The Ki-67 proliferation marker protein is the nuclear antigen recognized Ki-67 antibody; this antigen is present in proliferating cells but absent in resting cells [43]. The Ki-67 protein is a protein phosphatase 1 (PP1)-binding protein that organizes the mitotic chromosome periphery [44]. The Ki-67 protein acts as a biological surfactant and is required to maintain individual mitotic chromosomes dispersed in the cytoplasm following nuclear envelope disassembly [45]. The Ki-67 protein serves as the proliferation marker and correlated with tumor growth rate and poor prognosis in HCC [46, 47]. Furthermore, KIAA0101 also serves as a proliferation marker and a poor prognosis marker in HCC [18]. Correlation between KIAA0101 overexpression and the Ki-67 protein has been reported in breast cancer by Kais Z et al.[48]. However, to the best of our knowledge, the present study is the first report that shows the correlation of KIAA0101 protein overexpression and the Ki-67 protein in HCC.

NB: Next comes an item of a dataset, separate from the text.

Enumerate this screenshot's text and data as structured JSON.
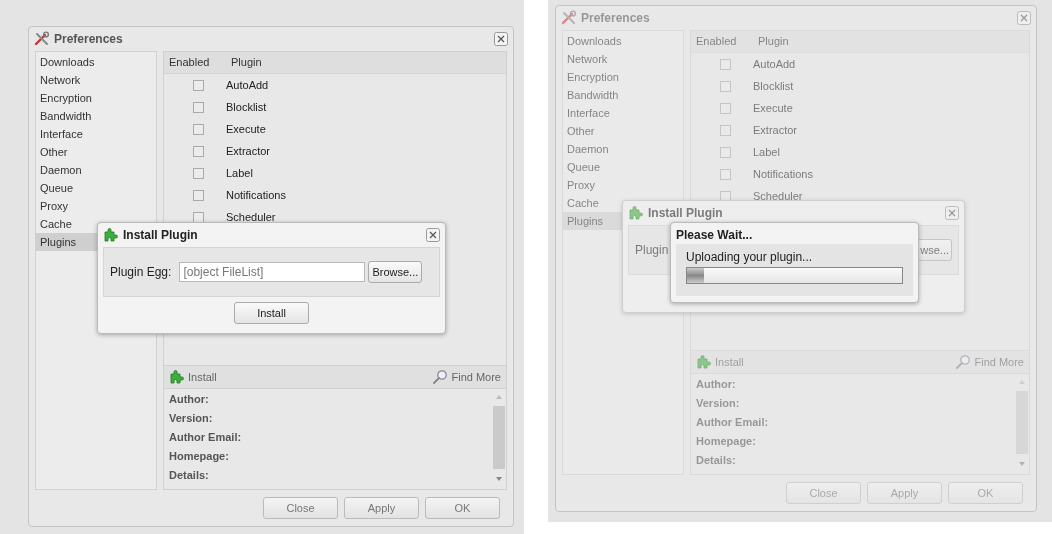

Our study shows the significant correlations of KIAA0101 protein overexpression with p53 protein and Ki-67 protein overexpression. Thus, it indicates that p53 protein accumulation and overexpression in HCC, most likely caused by non-truncating (missense) TP53 mutations [40], links with the enhanced cell cycle progression that requires the overexpression of KIAA0101 protein to cooperate with the PCNA for DNA synthesis and repair [10, 11]. The enhanced cell cycle progression also involves the overexpression of Ki-67 proliferation marker protein for maintaining individual mitotic chromosomes dispersed in the cytoplasm during the enhanced cell division [45].
Currently, the development of targeted cancer therapies are being actively investigated against KIAA0101/p15PAF by agents with inhibitory functions similar to KIAA0101 tv2 [28], against p53 by anti-mutant p53 agents or MDM2/4 antagonists [49, 50], against Ki-67 by exploitation of MKI67 promoter to drive the expression of siRNAs or therapeutic genes [51], and against PCNA by inhibitors that are targeted to modified PCNA involved in DNA repair [52]. These attempts might translate into the novel therapeutics for HCC in the near future. Our study suggests that the candidates for these novel targeted therapies would be patients with KIAA0101 overexpression in their HCC tissues, which also correlated with p53 overexpression/mutation and Ki-67 overexpression.